How We Tested Spam Filters

Freelance writer Logan Harbaugh tested most of the filters on Microsoft Outlook 2000; for the filtering software that didn't support Outlook, he used Outlook Express. Each product ran on a cleanly installed system with no software other than the operating system and Microsoft Office installed.

Depending on the product tested, Harbaugh used one of two test systems--one running the Windows 2000 Server operating system, and the other running Windows XP Professional. The hardware was a Blade Server--a slimmed-down rack-mounted computer with a 1-GHz Pentium III processor and 512MB of RAM. Some filters wouldn't install under Windows 2000 Server, so he tested those on the system running Windows XP.

Each product filtered the same 3217 messages, collected over a period of two weeks in March 2004, of which 2135 were spam and 1082 were legitimate messages.

Harbaugh trained the filters, when possible, with the first 1000 messages, adding senders to the whitelist (approved senders) or the blacklist (spammers). This was generally a two-step process: First, he sorted through e-mail that had been flagged as spam, and he identified messages that weren't really junk. Then he read the e-mail that had passed through the filter, and he identified spam that the filter had missed.

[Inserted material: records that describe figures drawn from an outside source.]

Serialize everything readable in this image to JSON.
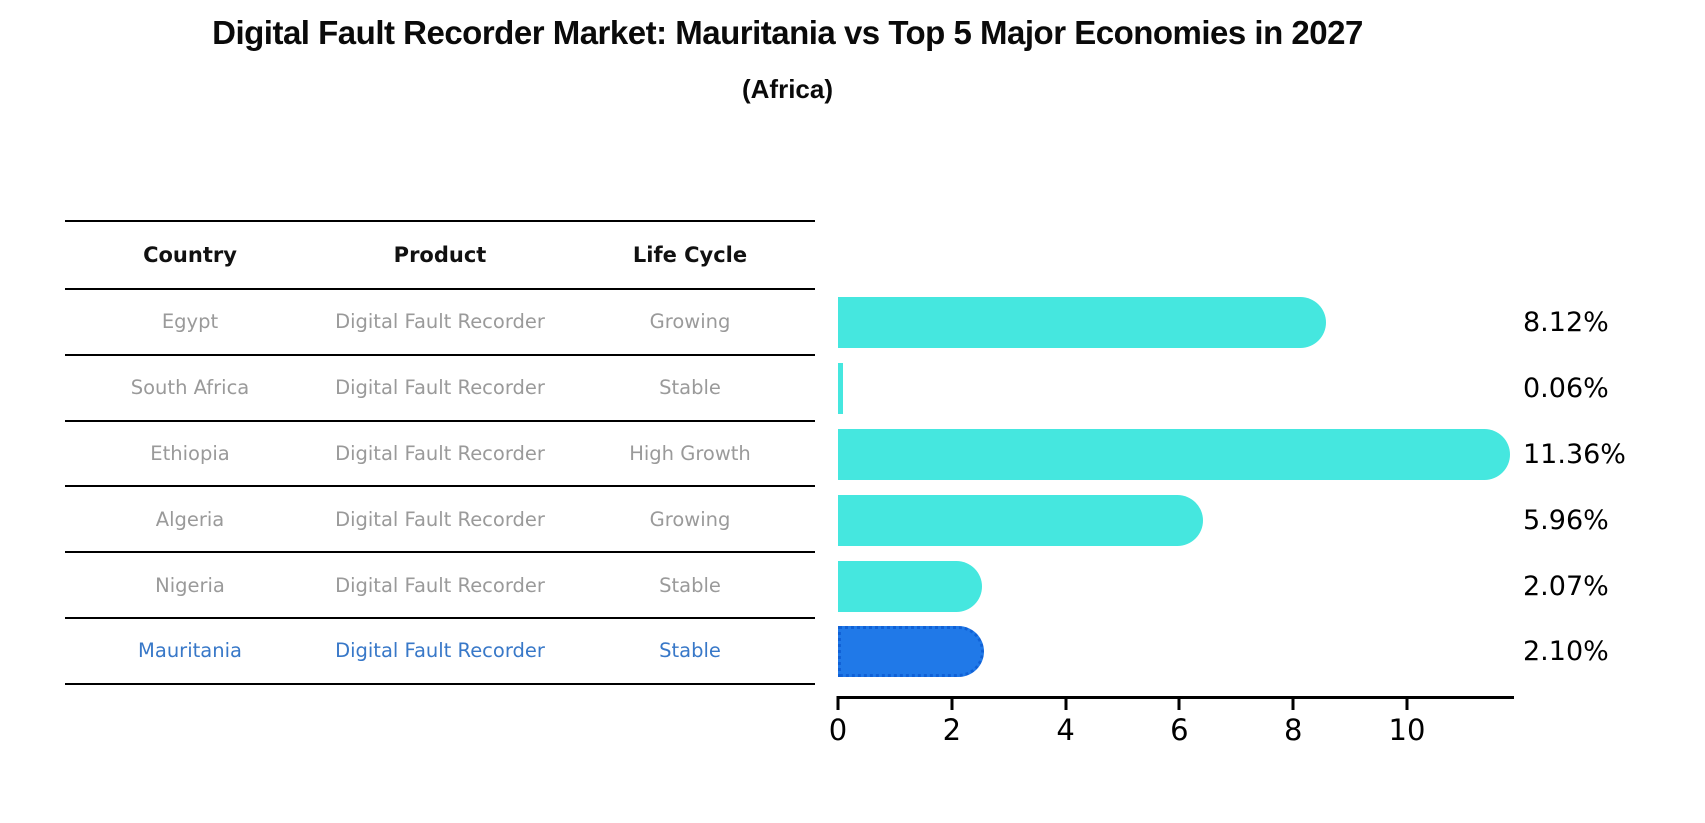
{
  "title": "Digital Fault Recorder Market: Mauritania vs Top 5 Major Economies in 2027",
  "subtitle": "(Africa)",
  "table": {
    "columns": [
      "Country",
      "Product",
      "Life Cycle"
    ]
  },
  "rows": [
    {
      "country": "Egypt",
      "product": "Digital Fault Recorder",
      "life_cycle": "Growing",
      "share": "8.12%",
      "value": 8.12,
      "highlight": false
    },
    {
      "country": "South Africa",
      "product": "Digital Fault Recorder",
      "life_cycle": "Stable",
      "share": "0.06%",
      "value": 0.06,
      "highlight": false
    },
    {
      "country": "Ethiopia",
      "product": "Digital Fault Recorder",
      "life_cycle": "High Growth",
      "share": "11.36%",
      "value": 11.36,
      "highlight": false
    },
    {
      "country": "Algeria",
      "product": "Digital Fault Recorder",
      "life_cycle": "Growing",
      "share": "5.96%",
      "value": 5.96,
      "highlight": false
    },
    {
      "country": "Nigeria",
      "product": "Digital Fault Recorder",
      "life_cycle": "Stable",
      "share": "2.07%",
      "value": 2.07,
      "highlight": false
    },
    {
      "country": "Mauritania",
      "product": "Digital Fault Recorder",
      "life_cycle": "Stable",
      "share": "2.10%",
      "value": 2.1,
      "highlight": true
    }
  ],
  "axis": {
    "ticks": [
      "0",
      "2",
      "4",
      "6",
      "8",
      "10"
    ]
  },
  "colors": {
    "bar": "#45E7DF",
    "highlight_bar": "#2079E8",
    "highlight_border": "#1061D6",
    "highlight_text": "#3878C8",
    "row_text": "#9A9A9A",
    "line": "#000000"
  },
  "chart_data": {
    "type": "bar",
    "orientation": "horizontal",
    "title": "Digital Fault Recorder Market: Mauritania vs Top 5 Major Economies in 2027",
    "subtitle": "(Africa)",
    "categories": [
      "Egypt",
      "South Africa",
      "Ethiopia",
      "Algeria",
      "Nigeria",
      "Mauritania"
    ],
    "values": [
      8.12,
      0.06,
      11.36,
      5.96,
      2.07,
      2.1
    ],
    "data_labels": [
      "8.12%",
      "0.06%",
      "11.36%",
      "5.96%",
      "2.07%",
      "2.10%"
    ],
    "series_meta": {
      "product": "Digital Fault Recorder",
      "life_cycle": [
        "Growing",
        "Stable",
        "High Growth",
        "Growing",
        "Stable",
        "Stable"
      ]
    },
    "xlabel": "",
    "ylabel": "",
    "xlim": [
      0,
      11.9
    ],
    "xticks": [
      0,
      2,
      4,
      6,
      8,
      10
    ],
    "grid": false,
    "legend": false,
    "highlighted_category": "Mauritania"
  }
}
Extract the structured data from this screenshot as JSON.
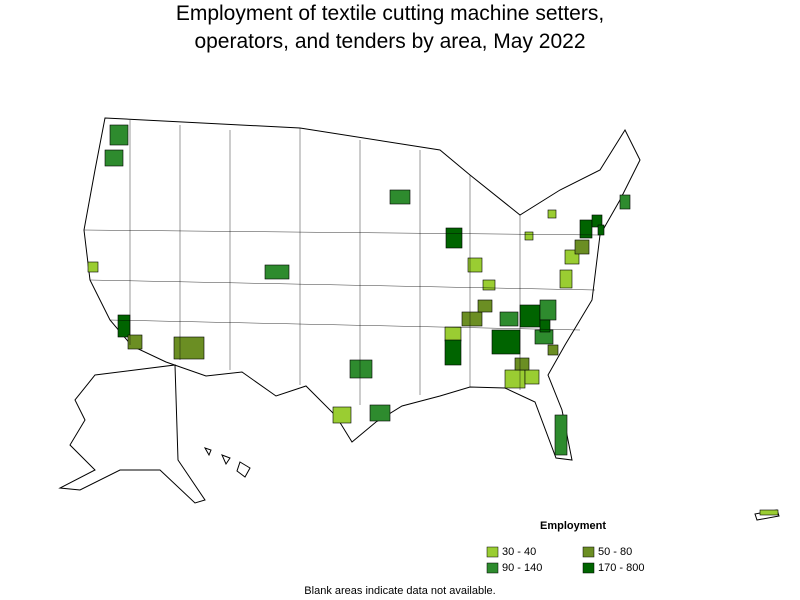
{
  "title": "Employment of textile cutting machine setters, operators, and tenders by area, May 2022",
  "legend": {
    "title": "Employment",
    "items": [
      {
        "label": "30 - 40",
        "color": "#9acd32"
      },
      {
        "label": "50 - 80",
        "color": "#6b8e23"
      },
      {
        "label": "90 - 140",
        "color": "#2e8b2e"
      },
      {
        "label": "170 - 800",
        "color": "#006400"
      }
    ]
  },
  "footnote": "Blank areas indicate data not available."
}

Typically, a filter offers a variable setting that determines how aggressively it filters mail. When dealing with a product that gives users a choice of settings, Harbaugh tested it at its default setting. Filter performance also depends on regular updates: When he had a choice, he left the frequency of updates at the default used by the program after installation; this ranged from once every hour to once a week.

The messages used for testing included several types of e-mail that are very difficult for most filters to diffrentiate from spam. Among these were press releases, legitimate bulk e-mail (both marketing and newsletters), mailing-list messages, and product updates from various companies. Much of the e-mail that the test account received came from senders not in the address book, which made things more difficult for some filters.